Introduction
Ion channels are membrane proteins that regulate the flow of specific ions in different cellular districts (Hille, 1992). The electrical signals flowing through the central and peripheral nervous systems are finely tuned by a number of different ion channels. Many of these channels have now been cloned and their activity has been characterized through various electrophysiological methods, including patch-clamp recordings. The involvement of defective ion channels in the pathophysiology of several neurological disorders had been postulated for years. Genetic linkage studies and mutation analysis have now demonstrated that a variety of inherited diseases are indeed ion channel diseases, named also ‘channelopathies’ (Ashcroft, 1999).

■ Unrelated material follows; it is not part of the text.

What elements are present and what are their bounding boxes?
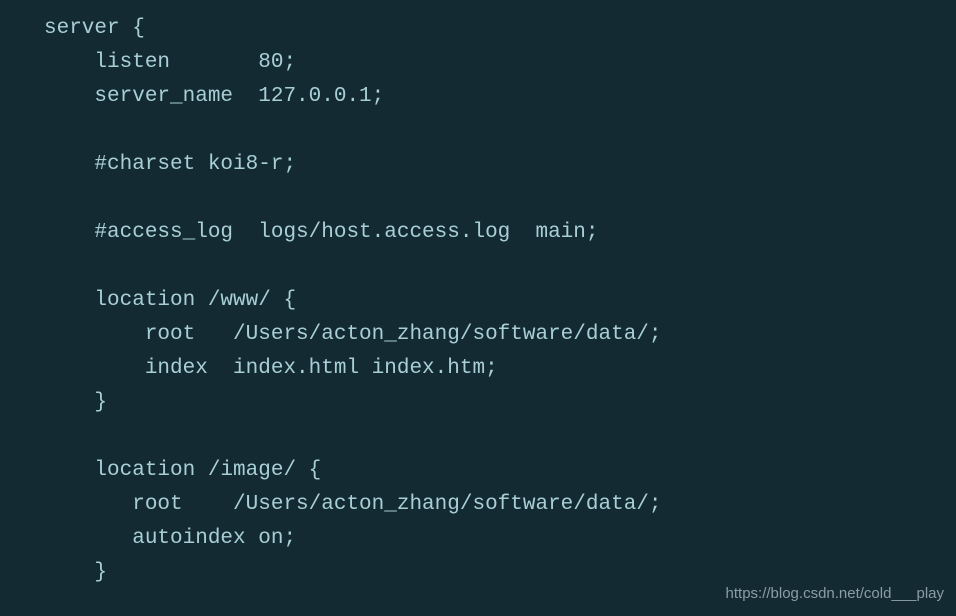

This chapter focuses on episodic ataxia type 1 and type 2, two inherited diseases that have been associated with genetic mutations in specific potassium and calcium channel genes.
Episodic ataxia type 1
Clinical aspects
Episodic ataxia type 1 (EA-1) is an autosomal, dominant disorder affecting both the central and peripheral nervous systems (Brunt and van Weerden, 1990). The first unambiguous description of this human neurological syndrome was reported in 1975 by Van Dyke and co-workers (Van Dyke et al., 1975). It can be classified as a rare disease, though its prevalence is unknown. The initial symptoms occur during infancy or early childhood. The hallmark of the disease is continuous myokymia (constant muscle rippling) and episodic attacks of spastic contractions of skeletal muscles, which often result in loss of balance. Attacks of ataxia are characterized by incoordination, impaired speech, and jerking movements of the head, arms, and legs. They may be brought on by fever, startle, vestibulogenic stimulation, emotional stress, exercise, or fatigue.